Development of a destabilized firefly luciferase enzyme for measurement of gene expression.

TLDR: A synthetic fragment was added to the firefly luciferase-coding sequence that encoded the proteolytic "PEST" signal from mouse ornithine decarboxylase that displayed a functional half-life of 0.84 h compared to 3.68 h for the wild-type enzyme.
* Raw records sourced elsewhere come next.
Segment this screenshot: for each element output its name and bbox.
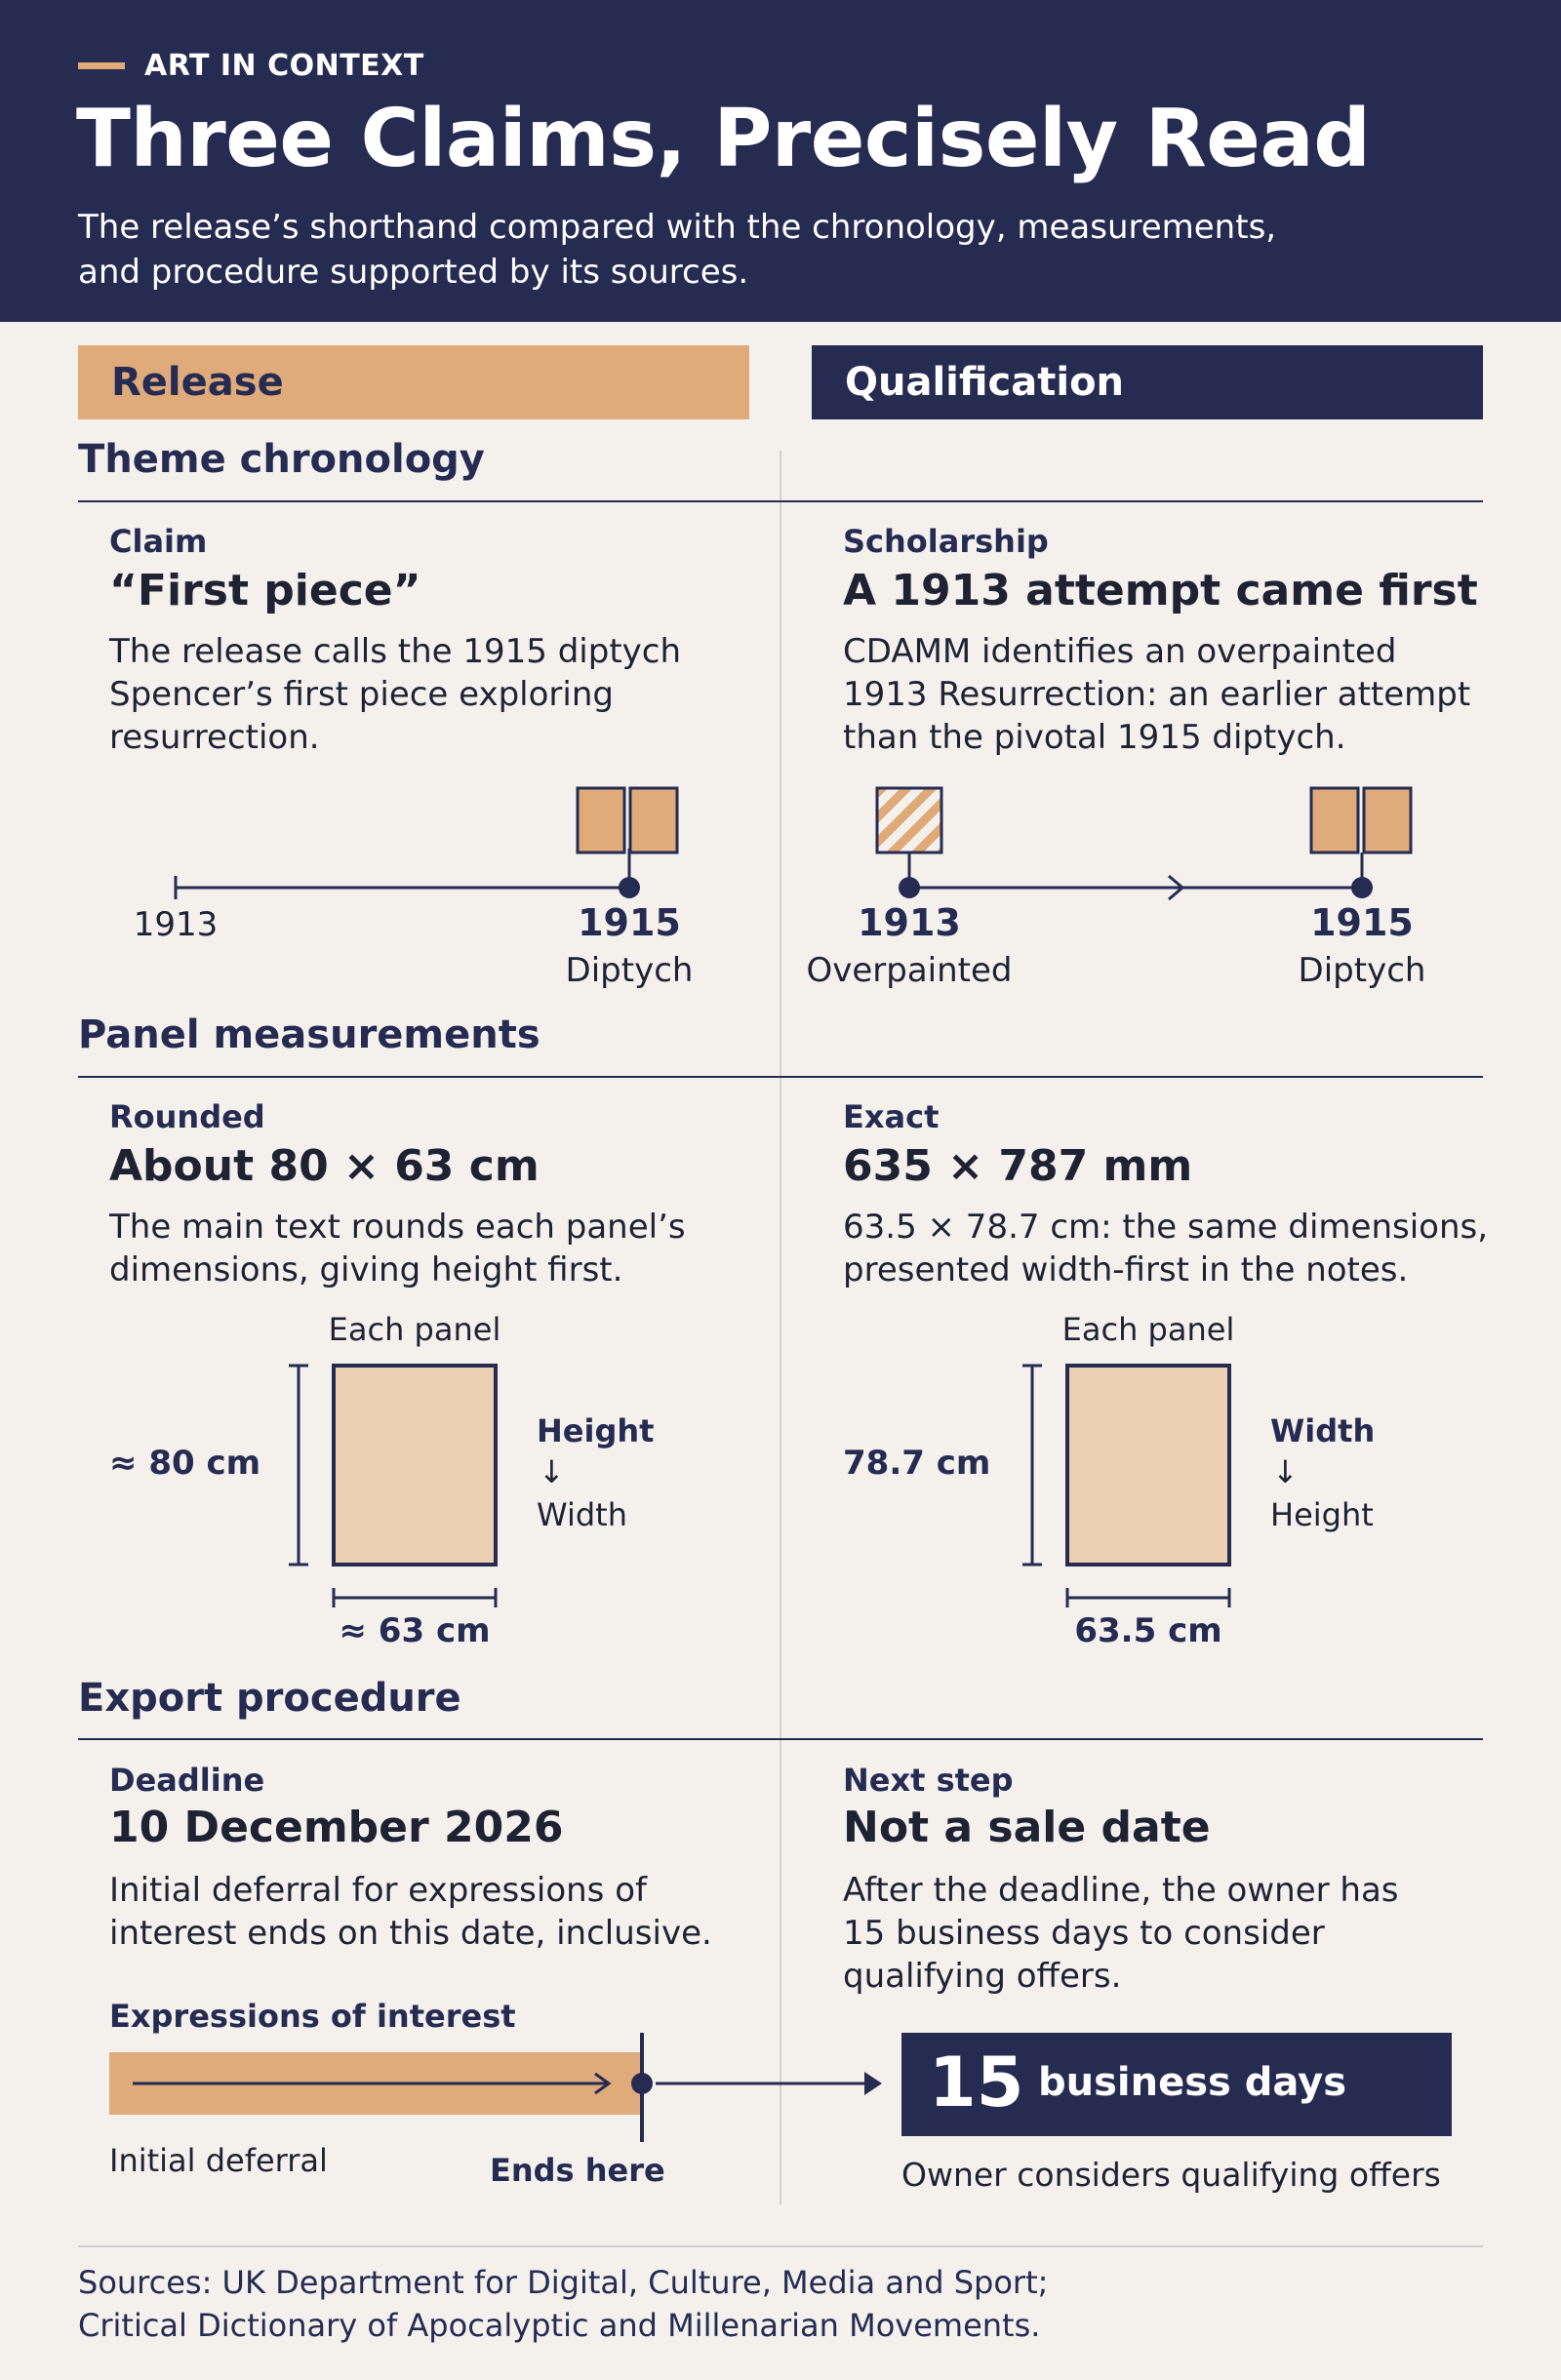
bar-end-label: Ends here xyxy=(490,2152,665,2189)
order-first: Height xyxy=(537,1412,655,1449)
scholarship-body: CDAMM identifies an overpainted 1913 Res… xyxy=(843,630,1506,759)
order-arrow-icon: ↓ xyxy=(539,1453,565,1490)
body-line: CDAMM identifies an overpainted xyxy=(843,632,1397,671)
deadline-body: Initial deferral for expressions of inte… xyxy=(109,1869,753,1955)
deferral-arrow-icon xyxy=(594,2072,612,2095)
order-arrow-icon: ↓ xyxy=(1272,1453,1299,1490)
bar-start-label: Initial deferral xyxy=(109,2142,328,2179)
next-step-headline: Not a sale date xyxy=(843,1803,1211,1852)
body-line: interest ends on this date, inclusive. xyxy=(109,1914,712,1953)
order-first: Width xyxy=(1270,1412,1376,1449)
subtitle-line: and procedure supported by its sources. xyxy=(78,253,749,292)
timeline-start-year: 1913 xyxy=(133,905,219,944)
body-line: 1913 Resurrection: an earlier attempt xyxy=(843,675,1471,714)
next-step-body: After the deadline, the owner has 15 bus… xyxy=(843,1869,1506,1998)
rounded-headline: About 80 × 63 cm xyxy=(109,1141,540,1191)
timeline-end-caption: Diptych xyxy=(565,951,694,990)
diptych-icon-left-panel xyxy=(1309,786,1360,854)
panel-caption: Each panel xyxy=(328,1311,501,1348)
panel-rectangle xyxy=(1065,1364,1231,1567)
body-line: dimensions, giving height first. xyxy=(109,1250,623,1289)
body-line: The main text rounds each panel’s xyxy=(109,1208,686,1247)
page-title: Three Claims, Precisely Read xyxy=(76,93,1371,185)
body-line: Spencer’s first piece exploring xyxy=(109,675,614,714)
exact-body: 63.5 × 78.7 cm: the same dimensions, pre… xyxy=(843,1206,1506,1291)
body-line: qualifying offers. xyxy=(843,1957,1122,1996)
section-rule xyxy=(78,1738,1483,1740)
body-line: Initial deferral for expressions of xyxy=(109,1871,647,1910)
order-second: Width xyxy=(537,1496,627,1533)
timeline-end-year: 1915 xyxy=(578,901,681,944)
claim-body: The release calls the 1915 diptych Spenc… xyxy=(109,630,753,759)
column-header-qualification: Qualification xyxy=(812,345,1483,419)
chronology-timelines xyxy=(174,786,1413,901)
section-rule xyxy=(78,1076,1483,1078)
body-line: 15 business days to consider xyxy=(843,1914,1325,1953)
header-banner xyxy=(0,0,1561,322)
panel-rectangle xyxy=(332,1364,498,1567)
panel-caption: Each panel xyxy=(1061,1311,1235,1348)
business-days-box xyxy=(901,2033,1452,2136)
footer-rule xyxy=(78,2245,1483,2247)
panel-dimension-diagrams xyxy=(289,1364,1231,1607)
timeline-dot-1915 xyxy=(1351,877,1373,898)
claim-label: Claim xyxy=(109,523,208,560)
timeline-dot-1915 xyxy=(619,877,640,898)
claim-headline: “First piece” xyxy=(109,566,421,615)
bar-label: Expressions of interest xyxy=(109,1998,516,2035)
sources-line: Sources: UK Department for Digital, Cult… xyxy=(78,2264,1049,2301)
timeline-dot-1913 xyxy=(899,877,920,898)
kicker: ART IN CONTEXT xyxy=(144,49,424,83)
page-subtitle: The release’s shorthand compared with th… xyxy=(78,205,1346,295)
height-value: ≈ 80 cm xyxy=(109,1444,261,1483)
deadline-headline: 10 December 2026 xyxy=(109,1803,564,1852)
timeline-end-caption: Diptych xyxy=(1298,951,1426,990)
timeline-arrow-icon xyxy=(1168,874,1185,901)
deadline-dot xyxy=(631,2073,653,2094)
body-line: resurrection. xyxy=(109,718,320,757)
timeline-end-year: 1915 xyxy=(1310,901,1414,944)
width-value: ≈ 63 cm xyxy=(339,1611,491,1650)
rounded-label: Rounded xyxy=(109,1098,265,1135)
business-days-number: 15 xyxy=(929,2043,1024,2122)
section-title-procedure: Export procedure xyxy=(78,1676,461,1721)
body-line: than the pivotal 1915 diptych. xyxy=(843,718,1346,757)
deadline-label: Deadline xyxy=(109,1762,265,1799)
subtitle-line: The release’s shorthand compared with th… xyxy=(78,208,1277,247)
business-days-unit: business days xyxy=(1038,2060,1347,2105)
exact-headline: 635 × 787 mm xyxy=(843,1141,1193,1191)
section-title-measurements: Panel measurements xyxy=(78,1012,540,1057)
column-header-release: Release xyxy=(78,345,749,419)
column-divider xyxy=(780,451,781,2204)
diptych-icon-right-panel xyxy=(1362,786,1413,854)
height-value: 78.7 cm xyxy=(843,1444,991,1483)
body-line: 63.5 × 78.7 cm: the same dimensions, xyxy=(843,1208,1489,1247)
scholarship-headline: A 1913 attempt came first xyxy=(843,566,1478,615)
rounded-body: The main text rounds each panel’s dimens… xyxy=(109,1206,753,1291)
exact-label: Exact xyxy=(843,1098,940,1135)
section-rule xyxy=(78,500,1483,502)
body-line: presented width-first in the notes. xyxy=(843,1250,1409,1289)
deferral-bar-diagram xyxy=(109,2033,882,2142)
diptych-icon-right-panel xyxy=(628,786,679,854)
kicker-accent-bar xyxy=(78,62,125,69)
sources-line: Critical Dictionary of Apocalyptic and M… xyxy=(78,2307,1041,2344)
sources-note: Sources: UK Department for Digital, Cult… xyxy=(78,2261,1444,2347)
timeline-start-year: 1913 xyxy=(858,901,961,944)
body-line: The release calls the 1915 diptych xyxy=(109,632,682,671)
next-step-label: Next step xyxy=(843,1762,1014,1799)
body-line: After the deadline, the owner has xyxy=(843,1871,1399,1910)
scholarship-label: Scholarship xyxy=(843,523,1049,560)
connector-arrow-icon xyxy=(864,2072,882,2095)
section-title-chronology: Theme chronology xyxy=(78,437,485,482)
order-second: Height xyxy=(1270,1496,1374,1533)
timeline-start-caption: Overpainted xyxy=(806,951,1013,990)
overpainted-icon xyxy=(875,786,943,854)
diptych-icon-left-panel xyxy=(576,786,626,854)
width-value: 63.5 cm xyxy=(1074,1611,1222,1650)
business-days-caption: Owner considers qualifying offers xyxy=(901,2156,1441,2194)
Abstract: Firefly luciferase is used widely as a reporter enzyme for studies of gene regulation and expression. The recent development of new technologies that combine luciferase reporter technology and digital imaging microscopy has enabled multiple measurements of gene expression in the same living cell. Although this approach has already provided new insights about expression dynamics, its future utility is limited by the three- to four-hour half-life of firefly luciferase in mammalian cells. Because of this, rapid increases or decreases in gene expression may not be detected, owing to the accumulation of residual luciferase. Accordingly, the goal of the present study was to develop a luciferase reporter with a reduced functional half-life. This was accomplished by adding a synthetic fragment to the firefly luciferase-coding sequence that encoded the proteolytic "PEST" signal from mouse ornithine decarboxylase. When placed under the control of estrogen response elements and expressed in human breast cancer T-47D cells, the modified luciferase protein (LUCODC-DA) displayed a functional half-life of 0.84 h compared to 3.68 h for the wild-type enzyme. As anticipated, the overall rate of photonic emissions in cells expressing the destabilized luciferase was about sevenfold lower than that of their wild-type counterparts, presumably because of the reduction of steady-state luciferase accumulation. Even so, the photonic activity derived from LUCODC-DA was still sufficient to enable real-time measurements of gene expression in single living cells.